Mr Trump hit back at Mr Ryan, the Republican vice-presidential candidate in 2012, who has frequently been critical of him. "Paul Ryan should spend more time on balancing the budget, jobs and illegal immigration and not waste his time on fighting Republican nominee," he wrote on Twitter.

Many Republican members of Congress are concerned that Mr Trump's chaotic campaign could ruin their chances of holding their majorities in the House of Representatives and Senate in the November election and could inflict long-term damage on the party.

During a weekend dominated by criticism of Mr Trump over the lewd remarks, a string of members of Congress, governors and other prominent Republicans called on him to drop out of the race.

House Republicans gave Mr Ryan a rough ride on the call, according to some participants. "There was an undeniable opposition to the speaker's tepid support of our nominee," said US Representative Scott DesJarlais, a Trump supporter, in a comment passed on by an aide.

Many other lawmakers, some of whom did not want to be named publicly criticising the speaker, said members frequently told Mr Ryan on the call to stand by Mr Trump.

Nonetheless, nearly half of all 331 incumbent Republican senators, Congress members and governors have condemned Mr Trump's remarks, and roughly one in 10 has called on him to drop out of the race, according to a Reuters review of official statements and local news coverage.

Republican National Committee Chairman Reince Priebus used an afternoon conference call with RNC members to emphasize there was no rift with Mr Trump and that the committee, the party's leadership and fundraising arm, still backed the nominee, two RNC members who spoke on condition of anonymity said.

RNC STILL ON BOARD

"Any suggestion that the RNC isn't fully supporting the Trump-Pence ticket is wrong," one RNC member said, describing the message. "We are fully on board. We are going to devote every ounce of effort and resource into helping the Trump-Pence ticket win and all the other candidates up and down the ballot."
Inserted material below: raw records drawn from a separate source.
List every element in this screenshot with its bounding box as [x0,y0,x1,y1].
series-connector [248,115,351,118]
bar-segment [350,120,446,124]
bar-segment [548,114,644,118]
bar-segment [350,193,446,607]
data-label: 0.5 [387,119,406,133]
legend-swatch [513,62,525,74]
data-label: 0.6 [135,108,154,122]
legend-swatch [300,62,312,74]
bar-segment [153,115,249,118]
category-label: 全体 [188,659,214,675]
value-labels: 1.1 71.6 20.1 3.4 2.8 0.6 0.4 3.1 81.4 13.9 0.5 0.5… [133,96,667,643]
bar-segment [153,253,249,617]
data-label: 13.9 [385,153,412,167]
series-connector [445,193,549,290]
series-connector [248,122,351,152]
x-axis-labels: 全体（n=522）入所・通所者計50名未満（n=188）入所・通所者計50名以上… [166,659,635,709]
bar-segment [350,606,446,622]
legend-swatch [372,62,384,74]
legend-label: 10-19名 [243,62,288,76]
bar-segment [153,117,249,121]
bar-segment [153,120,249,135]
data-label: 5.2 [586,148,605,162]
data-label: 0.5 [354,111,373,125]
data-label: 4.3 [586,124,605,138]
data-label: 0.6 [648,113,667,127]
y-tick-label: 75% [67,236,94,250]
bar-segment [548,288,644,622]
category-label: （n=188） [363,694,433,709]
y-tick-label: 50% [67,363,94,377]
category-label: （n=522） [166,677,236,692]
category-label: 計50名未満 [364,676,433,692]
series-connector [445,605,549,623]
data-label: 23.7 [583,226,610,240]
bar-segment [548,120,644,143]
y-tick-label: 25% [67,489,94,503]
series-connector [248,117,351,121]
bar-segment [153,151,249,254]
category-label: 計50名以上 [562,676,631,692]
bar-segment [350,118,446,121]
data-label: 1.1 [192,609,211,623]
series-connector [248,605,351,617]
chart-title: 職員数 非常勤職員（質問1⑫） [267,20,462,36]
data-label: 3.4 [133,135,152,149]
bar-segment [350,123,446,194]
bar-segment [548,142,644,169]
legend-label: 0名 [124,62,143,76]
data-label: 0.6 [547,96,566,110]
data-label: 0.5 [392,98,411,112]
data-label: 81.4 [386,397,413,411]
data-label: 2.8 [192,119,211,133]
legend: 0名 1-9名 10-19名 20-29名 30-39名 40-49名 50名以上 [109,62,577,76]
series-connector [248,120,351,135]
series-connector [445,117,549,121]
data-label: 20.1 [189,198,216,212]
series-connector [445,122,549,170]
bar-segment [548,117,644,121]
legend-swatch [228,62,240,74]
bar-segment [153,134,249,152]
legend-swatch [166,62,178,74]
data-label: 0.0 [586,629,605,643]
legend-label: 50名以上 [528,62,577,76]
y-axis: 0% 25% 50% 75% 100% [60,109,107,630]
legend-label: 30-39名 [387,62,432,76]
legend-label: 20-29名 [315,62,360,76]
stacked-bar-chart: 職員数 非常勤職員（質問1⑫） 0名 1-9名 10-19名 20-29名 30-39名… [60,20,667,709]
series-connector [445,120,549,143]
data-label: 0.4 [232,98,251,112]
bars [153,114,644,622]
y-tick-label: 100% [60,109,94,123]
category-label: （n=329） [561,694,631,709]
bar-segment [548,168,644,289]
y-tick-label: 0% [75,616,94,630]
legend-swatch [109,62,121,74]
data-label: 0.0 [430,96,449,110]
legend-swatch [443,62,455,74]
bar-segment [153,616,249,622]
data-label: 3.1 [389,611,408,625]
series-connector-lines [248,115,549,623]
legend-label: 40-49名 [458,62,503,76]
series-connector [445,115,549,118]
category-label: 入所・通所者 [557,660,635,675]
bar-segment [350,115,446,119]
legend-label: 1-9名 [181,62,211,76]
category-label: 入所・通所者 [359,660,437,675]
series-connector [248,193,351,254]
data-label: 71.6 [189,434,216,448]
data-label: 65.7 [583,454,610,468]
Any attempt to replace Trump on the ballot this close to Election Day would face huge legal and logistical hurdles.

A defiant Trump went on the offensive in a vicious presidential debate on Sunday, saying Mrs Clinton, a former secretary of state, would go to jail if he were president and attacking her husband, former President Bill Clinton, for his treatment of women.

The debate, the second of three before the vote, was remarkable for the brutal nature of the exchanges between the two.

Mr Trump stayed on the attack on Monday, describing Mr Bill Clinton as "a predator" and saying: "If they want to release more tapes saying inappropriate things, we'll continue to talk about Bill and Hillary Clinton doing inappropriate things. There are so many of them."

"She goes out and says: 'I love women, I'm going to help women.' She's a total hypocrite," he told supporters in Ambridge, Pennsylvania.

Mrs Clinton accused Mr Trump of brushing off criticism of his comments about women. "On Friday, the whole world heard him talking about the terrible way he treats women. And last night when he was pressed about how he behaves, he just doubled down on his excuse that it's just locker room banter," she told a rally at Wayne State University in Detroit.

The television audience for the debate fell sharply from their first, record-breaking encounter in September.

Nielsen data supplied by CNN for 10 broadcast and cable channels on Monday showed that 63.6 million Americans tuned into the 90-minute debate on Sunday, well below the record 84 million that watched the first face-off.

An NBC News/Wall Street Journal opinion poll released on Monday showed Mrs Clinton increasing her lead. The survey, conducted after the video release but before the debate, showed Mrs Clinton with 46 per cent support among likely voters in a four-way matchup including two minor party candidates, compared with 35 per cent for Mr Trump.

The Reuters/Ipsos State of the Nation project released on Monday estimated that Mrs Clinton had at least a 95 per cent chance of winning the 270 Electoral College votes needed to become president. The polling did not capture reaction to Mr Trump's performance in Sunday's debate or the release of the Friday videotape.